For the past several years, the Missoula Economic Partnership has focused on improving air service to and from the city, calling it an economic tool capable of opening new business markets while enhancing leisure travel.
To do that, however, Missoula must compete with other cities and entice airlines with revenue guarantees, which are increasingly required as airlines consider new flights to new locations.
On Wednesday, MEP joined local business leaders and Missoula International Airport officials in unveiling a new study focused on revenue models used at nearly a dozen U.S. cities, from Harrisburg, Pennsylvania, to Redmond, Oregon.
Contracted by MEP and presented to the Missoula City Council’s Committee of the Whole, the study found an array of programs that varied in structure and leadership, though nearly all received support at the local level.
“I found the annual average contribution to the air service revenue guarantee fund was $202,700,” said Anthony Rodriguez, who conducted the study. “A revenue guarantee is a tool or asset that can attract new air service into this community. It really is an economic development tool.”
Local business leaders have long lobbied for expanded air service, saying it would allow customers and clients to travel between markets. The city’s larger businesses deal primarily with customers who live outside the state, and traveling to and from Missoula can be cost-prohibitive.
“I definitely see this as an economic development tool,” agreed Ward 3 council member Emily Bentley. “It attracts big companies that have the potential of bringing high-paying jobs to our community. I’d be interested in an analysis of how those companies look at these matches.”

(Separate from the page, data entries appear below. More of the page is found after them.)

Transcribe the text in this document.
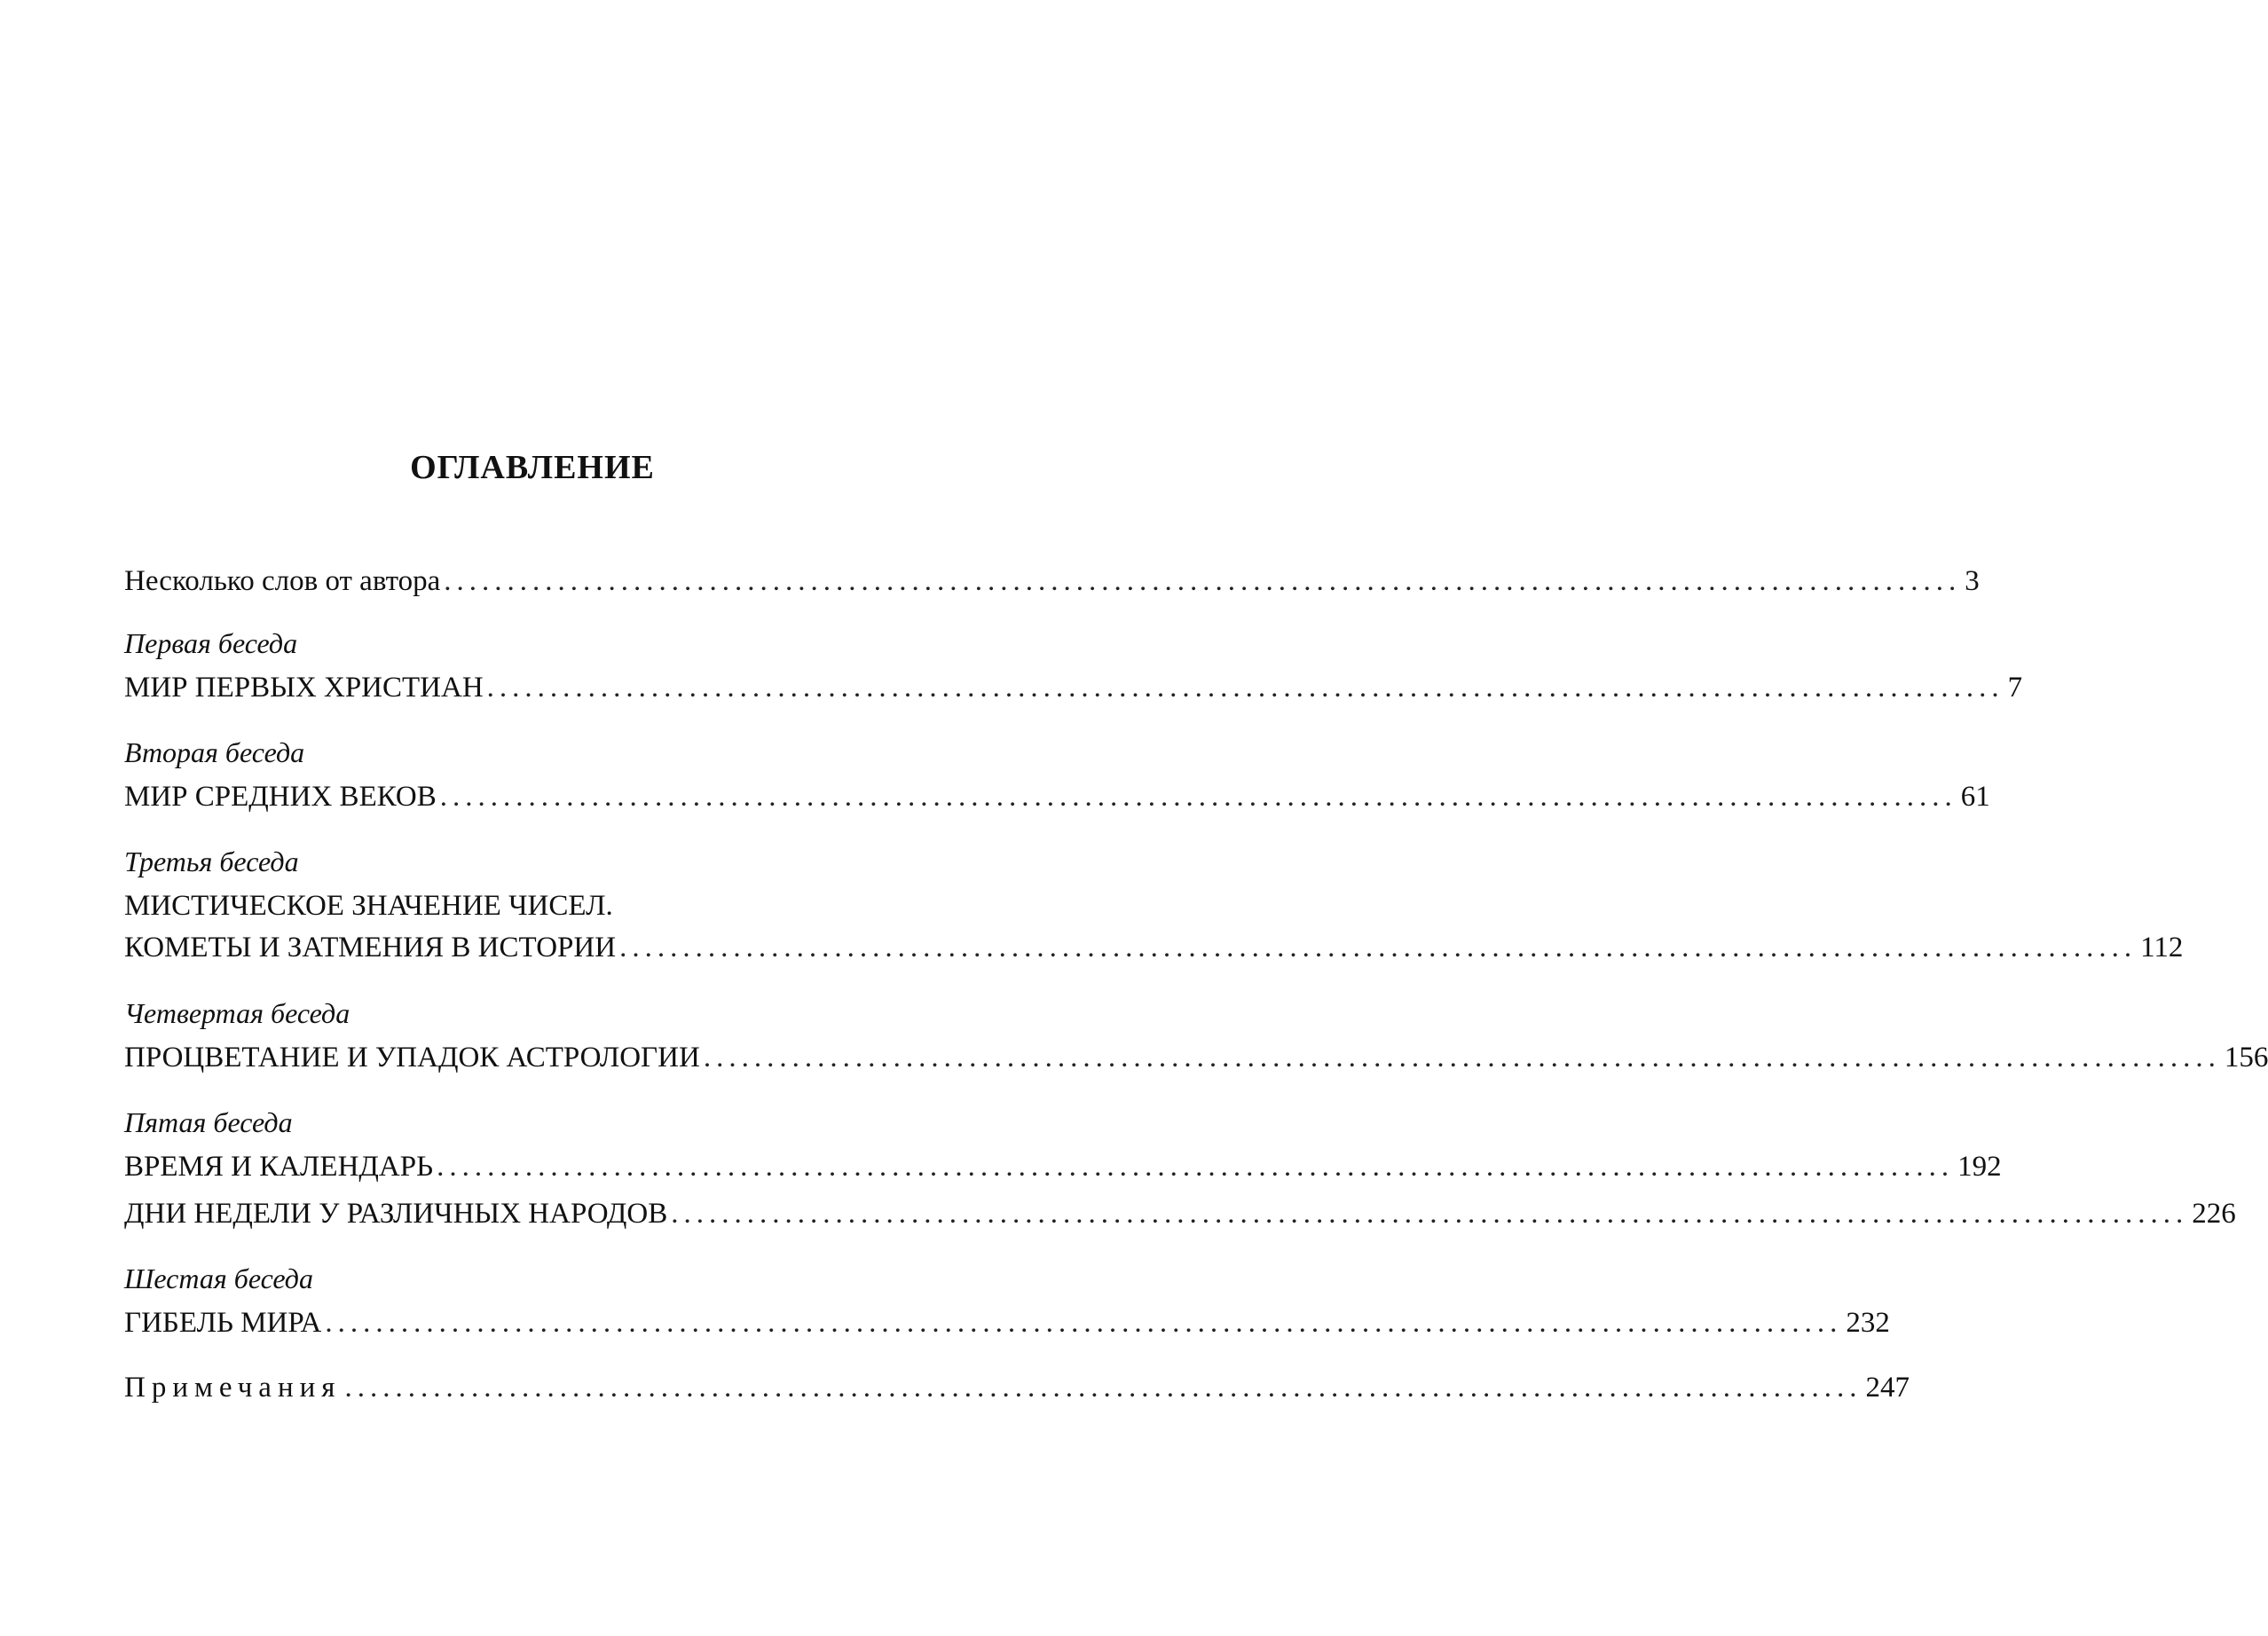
ОГЛАВЛЕНИЕ
Несколько слов от автора ........................................................................................................................ 3
Первая беседа
МИР ПЕРВЫХ ХРИСТИАН ........................................................................................................................ 7
Вторая беседа
МИР СРЕДНИХ ВЕКОВ ........................................................................................................................ 61
Третья беседа
МИСТИЧЕСКОЕ ЗНАЧЕНИЕ ЧИСЕЛ.
КОМЕТЫ И ЗАТМЕНИЯ В ИСТОРИИ ........................................................................................................................ 112
Четвертая беседа
ПРОЦВЕТАНИЕ И УПАДОК АСТРОЛОГИИ ........................................................................................................................ 156
Пятая беседа
ВРЕМЯ И КАЛЕНДАРЬ ........................................................................................................................ 192
ДНИ НЕДЕЛИ У РАЗЛИЧНЫХ НАРОДОВ ........................................................................................................................ 226
Шестая беседа
ГИБЕЛЬ МИРА ........................................................................................................................ 232
Примечания ........................................................................................................................ 247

James Grunke, director of MEP, said Missoula already loses out on business opportunities from Chicago and San Francisco due to the city’s seasonal air service to those locations.
He said a revenue guarantee, in whatever form it takes, would not go toward an unsustainable route. Any new service must be backed by community demand and solid numbers.
“We have no interest in the long-term subsidization of a route that wasn’t sustainable,” Grunke said. “The only way to drive down costs is to increase seats. Absent of our community stepping up to say it wants air service and is willing to pay for it, we’re not going to have it.”
While the city has budgeted $300,000 through 2018 to subsidize free bus rides on Mountain Line, local businesses have fronted the cost of enhancing air travel to and from Missoula.
Recently, local business contributed $100,000 to match the same amount donated by the Missoula Tourism Business Improvement District to help incentivize service to Dallas-Fort Worth.
If a federal grant comes through later this month, the city would join forces with Bozeman to entice American Airlines to launch non-stop service to that south-central city.
But Grunke and airport director Cris Jensen said the opportunity with American Airlines was a one-time opportunity that came up unexpectedly. By creating an air-service revenue guarantee, the city would be better prepared for other opportunities when they arise.
“Missoula can either participate by buying capacity, or we’re going to watch other communities do it,” Grunke said. “But airlines aren’t going to come here without it.”
Jensen agreed, saying air service has changed in the past five years.
“Air service today is really a community effort,” he said. “When you look at successful airports, you’re looking at successful communities.”
MEP will ask Rodriguez to look at specific revenue programs in place at other cities, from ticket banks to incentive offers – like ski or fishing packages – and what model might work best for Missoula.
Grunke said he’ll talk with local business leaders while the city contemplates participating in the program. The airport will continue to explore new market opportunities as well.
“We’re continually analyzing what cities make sense,” said Jensen. “That East-Coast market – Boston, New York – we have a lot of demand for. We’re well served to the west, though we think Los Angeles, San Francisco and Chicago year-round make sense as well.”